In a certain village there lived a lovely maiden with her father. She possessed little but a happy disposition and a ready smile. The old man himself was so poor that his one dream of the future turned on the hope of his daughter securing a first-class hunter for a husband, who would provide for the two of them ever after. No young man, attracted by the girl’s bright eyes, was made welcome over the lamp in that igloo unless her father satisfied himself as to his credentials. But, as luck will have it apparently all the world over, the daughter’s love was won by the most ineligible suitor of them all—a youth poor in everything but in courage and hope and promise. The old man rejected all his overtures and rudely denied [[187]]him his daughter. So the two were driven to form plans of their own.

They decided to run away together, and that she should merely feign resistance when her lover arrived to carry her off. The night came for the attempt. The old man and the girl retired to rest as usual, rolled up in their blankets on the sleeping bench, and the lamp burnt low.
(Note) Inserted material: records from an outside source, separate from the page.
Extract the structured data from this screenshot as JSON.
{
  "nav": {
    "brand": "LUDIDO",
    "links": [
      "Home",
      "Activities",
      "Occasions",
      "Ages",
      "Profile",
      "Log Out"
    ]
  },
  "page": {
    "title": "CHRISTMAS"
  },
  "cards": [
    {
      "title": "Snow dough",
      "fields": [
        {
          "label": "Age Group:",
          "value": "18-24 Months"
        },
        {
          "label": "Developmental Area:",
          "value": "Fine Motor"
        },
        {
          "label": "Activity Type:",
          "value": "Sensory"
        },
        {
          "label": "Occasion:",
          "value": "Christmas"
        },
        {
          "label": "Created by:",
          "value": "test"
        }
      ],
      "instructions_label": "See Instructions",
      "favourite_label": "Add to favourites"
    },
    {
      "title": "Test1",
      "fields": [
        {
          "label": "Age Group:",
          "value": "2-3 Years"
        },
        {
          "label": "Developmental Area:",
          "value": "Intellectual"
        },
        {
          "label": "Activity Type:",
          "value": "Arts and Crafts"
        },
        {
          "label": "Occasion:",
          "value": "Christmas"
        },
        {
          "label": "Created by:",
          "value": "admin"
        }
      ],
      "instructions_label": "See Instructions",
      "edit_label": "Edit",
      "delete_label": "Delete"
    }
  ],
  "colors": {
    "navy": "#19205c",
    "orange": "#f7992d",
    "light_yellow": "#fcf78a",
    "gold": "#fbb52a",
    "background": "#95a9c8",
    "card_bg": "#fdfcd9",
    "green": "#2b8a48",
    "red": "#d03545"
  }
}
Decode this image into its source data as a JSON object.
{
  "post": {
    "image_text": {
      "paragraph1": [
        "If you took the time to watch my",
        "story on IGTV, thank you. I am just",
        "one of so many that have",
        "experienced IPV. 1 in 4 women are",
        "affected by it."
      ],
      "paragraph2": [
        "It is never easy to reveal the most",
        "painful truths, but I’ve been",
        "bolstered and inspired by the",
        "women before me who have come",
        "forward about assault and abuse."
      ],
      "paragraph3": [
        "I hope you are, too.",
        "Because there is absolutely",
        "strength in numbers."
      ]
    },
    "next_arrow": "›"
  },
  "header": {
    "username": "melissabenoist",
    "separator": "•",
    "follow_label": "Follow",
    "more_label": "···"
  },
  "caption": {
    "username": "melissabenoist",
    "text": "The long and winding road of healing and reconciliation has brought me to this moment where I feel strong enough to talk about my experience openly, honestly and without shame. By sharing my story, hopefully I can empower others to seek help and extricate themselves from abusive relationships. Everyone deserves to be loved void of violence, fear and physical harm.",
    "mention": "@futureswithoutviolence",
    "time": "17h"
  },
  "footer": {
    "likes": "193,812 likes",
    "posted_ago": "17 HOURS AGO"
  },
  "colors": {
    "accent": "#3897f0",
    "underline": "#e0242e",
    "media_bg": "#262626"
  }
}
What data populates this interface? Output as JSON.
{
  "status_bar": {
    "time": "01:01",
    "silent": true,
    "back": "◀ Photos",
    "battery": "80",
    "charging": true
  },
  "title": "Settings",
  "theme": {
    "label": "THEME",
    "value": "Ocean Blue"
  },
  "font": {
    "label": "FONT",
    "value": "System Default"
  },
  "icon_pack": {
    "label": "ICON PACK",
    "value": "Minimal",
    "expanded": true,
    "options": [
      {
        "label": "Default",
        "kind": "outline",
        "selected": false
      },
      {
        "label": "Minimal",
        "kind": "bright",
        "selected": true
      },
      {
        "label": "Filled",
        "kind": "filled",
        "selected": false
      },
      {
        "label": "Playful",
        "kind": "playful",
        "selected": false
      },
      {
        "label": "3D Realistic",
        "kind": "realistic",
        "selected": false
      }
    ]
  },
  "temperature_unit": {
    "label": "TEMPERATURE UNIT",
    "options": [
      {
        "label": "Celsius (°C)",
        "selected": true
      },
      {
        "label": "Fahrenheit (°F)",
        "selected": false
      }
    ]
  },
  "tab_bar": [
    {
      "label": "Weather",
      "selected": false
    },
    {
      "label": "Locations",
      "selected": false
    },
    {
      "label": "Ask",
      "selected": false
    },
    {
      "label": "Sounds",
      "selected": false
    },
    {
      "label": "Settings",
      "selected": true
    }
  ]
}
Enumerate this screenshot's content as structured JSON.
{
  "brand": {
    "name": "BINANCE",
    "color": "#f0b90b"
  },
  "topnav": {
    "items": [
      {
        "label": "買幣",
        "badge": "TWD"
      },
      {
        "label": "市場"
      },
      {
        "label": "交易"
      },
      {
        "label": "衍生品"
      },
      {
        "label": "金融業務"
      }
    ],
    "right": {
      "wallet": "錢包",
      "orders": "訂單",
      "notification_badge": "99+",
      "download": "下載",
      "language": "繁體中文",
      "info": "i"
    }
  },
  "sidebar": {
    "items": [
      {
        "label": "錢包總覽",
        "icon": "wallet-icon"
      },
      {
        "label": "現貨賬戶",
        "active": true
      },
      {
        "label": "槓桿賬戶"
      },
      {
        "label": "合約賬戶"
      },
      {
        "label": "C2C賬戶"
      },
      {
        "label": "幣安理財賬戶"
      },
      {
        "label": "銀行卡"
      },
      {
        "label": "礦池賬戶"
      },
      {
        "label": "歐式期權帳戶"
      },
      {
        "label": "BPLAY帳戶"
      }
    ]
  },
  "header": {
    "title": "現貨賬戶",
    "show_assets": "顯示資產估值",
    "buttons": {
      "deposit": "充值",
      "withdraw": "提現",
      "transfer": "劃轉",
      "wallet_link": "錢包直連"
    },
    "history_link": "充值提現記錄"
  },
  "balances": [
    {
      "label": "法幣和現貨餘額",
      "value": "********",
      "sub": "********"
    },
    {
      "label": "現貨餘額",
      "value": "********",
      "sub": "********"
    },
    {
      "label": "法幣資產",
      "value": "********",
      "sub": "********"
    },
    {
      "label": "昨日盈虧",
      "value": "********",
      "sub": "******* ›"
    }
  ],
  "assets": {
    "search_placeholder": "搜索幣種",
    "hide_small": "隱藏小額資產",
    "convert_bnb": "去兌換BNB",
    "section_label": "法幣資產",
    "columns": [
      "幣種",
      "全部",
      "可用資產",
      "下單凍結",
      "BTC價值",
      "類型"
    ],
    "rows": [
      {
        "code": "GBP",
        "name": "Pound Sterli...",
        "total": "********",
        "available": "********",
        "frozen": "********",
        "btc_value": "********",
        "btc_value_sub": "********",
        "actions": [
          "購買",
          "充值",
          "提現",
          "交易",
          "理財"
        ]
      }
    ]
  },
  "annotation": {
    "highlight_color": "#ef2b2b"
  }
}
Now, the approach to their abode was across a neck of ice spanning a deep ravine. The youth came along, and cautiously crept over the narrow bridge. Quickly entering the igloo, and perceiving the two sleeping forms, he snatched up one of them, furs and all, and rushed back whence he had come. To evade all possibility of pursuit, he smashed down the ice bridge behind him. Then, burning to look upon the face of his bride, he drew the blankets from about her head—only to discover with the utmost consternation that he had carried off the father instead of the girl! Dropping his burden none too gently, he made off at top speed and fled into the night. The story-teller failed to draw upon his imagination as to what happened in the domestic circle thus disastrously broken up, after that.

To return, however, to the chief of the legends—the legend of Sedna:

There was, once upon a time, a beautiful Eskimo girl, called Sedna. She was her widowed father’s only daughter, and they abode together by the sea shore. As she grew up she was wooed by many a [[188]]youth of her own tribe, and of others who came from afar. But to no single one of her lovers did her heart incline in the least. She refused altogether to marry. She had a proud spirit and delighted in disdain. At last, however, a day came when a very handsome young hunter appeared upon the scene, from a far-off strange country. Neither Sedna nor Anguta, her father, had ever heard of him before. He had beautiful skins cunningly wrought with a stripe in the coat, and a spear of ivory. His kyak drove inshore over the shining sea; but instead of landing on the beach, he poised it on the edge of the surf and called to the maiden in her tent above the strand to come off to him. He wooed her with an enticing song: “Come to me; come into the land of the birds, where there is never hunger, where my tent is made of the most beautiful skins. You shall rest on soft bearskins.… Your lamp shall always be filled with oil, your pot with meat.”

Sedna, framed in the entrance of the leathern hangings, refused. She would not come down. Wholly won at first sight, maidenlike she must refuse! So he began to plead and woo. He drew for her a picture of the home where he would take her, the rich furs that he would give, and the necklaces of ivory. Even though she vowed she wanted no husband, let her come down with her bag, her sealskin sack of treasures, and fly with him! Sedna made the coy boast, “Am I not the only one who does not want a husband?” but even as she said it, her hand fell from [[189]]the tent flap and she stepped down towards the sea. “Let my bag be brought.…”

He placed her aboard his kyak and paddled off on his return journey. So Sedna went away with her lover and her father saw her no more on the cliff by the seashore that was her home.

Came swift awakening and a bride’s tears! Sedna’s lover was no man at all, but a phantom man whose real self was a Bird! One of those peerless creatures of the arctic sky who, with “wide wing … broad-spread to glide upon the free blue road” above the crashing floes, wheels over the bitter waters of the North. Some have it a Fulmar, and some a Loon. It was a Spirit bird, having power to transform itself into the semblance of a human thing. Falling in love with the maiden, it had taken the form of the hunter and decoyed her to its own.